His presence would be known sparsely through the next 7 years of my life. Just a patchwork of hazy memories and impressions. A flash here and there of bright lights, quiet humming and being meticulously observed while lying down.

During this time, I quietly questioned why I was the subject of such meticulous scrutiny, never revealing my experience to anyone. Some nights, I wouldn’t sleep, trying to remember just what happened whenever Bill was present, and to glean as many details as I could gather from my malfunctioning memory. The experiences after the first meeting never roused any emotion in me, and that is what was so horrifying.

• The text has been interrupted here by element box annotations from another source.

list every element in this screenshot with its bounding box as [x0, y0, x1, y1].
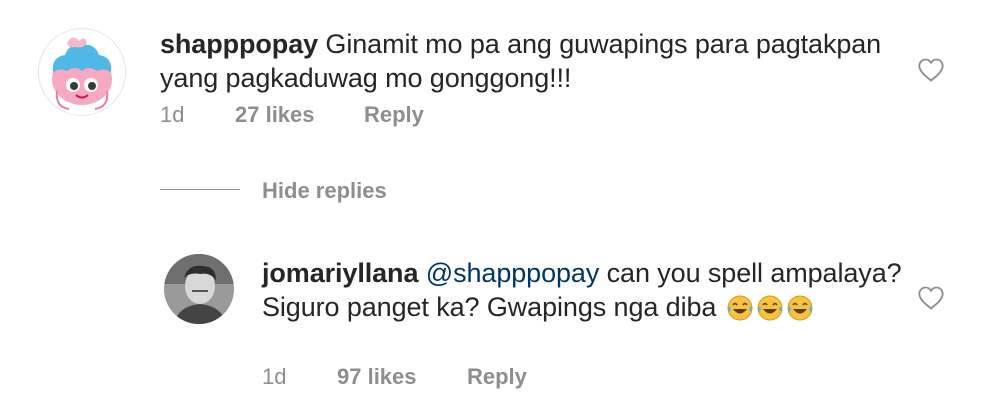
reply-likes[interactable]: 97 likes	[337, 364, 417, 390]
reply-button[interactable]: Reply	[364, 102, 424, 128]
emoji-group	[724, 292, 814, 322]
comment-time: 1d	[160, 102, 185, 127]
heart-outline-icon[interactable]	[916, 56, 946, 84]
reply-body-line2: Siguro panget ka? Gwapings nga diba	[262, 292, 717, 322]
reply-text: jomariyllana @shapppopay can you spell a…	[262, 256, 902, 324]
comment-likes[interactable]: 27 likes	[235, 102, 315, 128]
cupcake-character-icon	[52, 37, 112, 110]
avatar[interactable]	[164, 254, 234, 324]
laughing-tears-emoji	[757, 295, 783, 321]
hide-replies-toggle[interactable]: Hide replies	[160, 178, 560, 208]
comment-username[interactable]: shapppopay	[160, 29, 318, 59]
reply-body-line1: can you spell ampalaya?	[599, 258, 902, 288]
heart-outline-icon[interactable]	[916, 284, 946, 312]
avatar[interactable]	[38, 28, 126, 116]
laughing-tears-emoji	[727, 295, 753, 321]
reply-username[interactable]: jomariyllana	[262, 258, 418, 288]
hide-replies-label[interactable]: Hide replies	[262, 178, 387, 204]
user-photo-avatar	[164, 254, 234, 324]
hide-replies-line	[160, 189, 240, 190]
comment-text: shapppopay Ginamit mo pa ang guwapings p…	[160, 27, 890, 95]
reply-button[interactable]: Reply	[467, 364, 527, 390]
laughing-tears-emoji	[787, 295, 813, 321]
reply-mention[interactable]: @shapppopay	[426, 258, 600, 288]
reply-time: 1d	[262, 364, 287, 389]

To not feel during such an incredible experience, but to simply be there, observing being observed. A human must have an emotional response to his experience to make any value judgements on whether what has happened was good or bad, right or wrong, happy or sad etc. These emotional responses just weren’t there during the observations and statistic collecting. I was the subject of a most rational of projects, and that was only thing that mattered.

It troubled me that, even though I should have been outraged by being treated like a lab animal, fearful and resistant, I wasn’t. Those emotions came after the fact, when the observation was done. I couldn’t fathom what was happening to me, and if what I had experienced was even real. It became a huge burden to bear.

I began to write everything down as I remembered it. I began to write down the questions I had, and to try to come to some sort of conclusion. My biggest question though, oddly enough, was “Who is Bill?”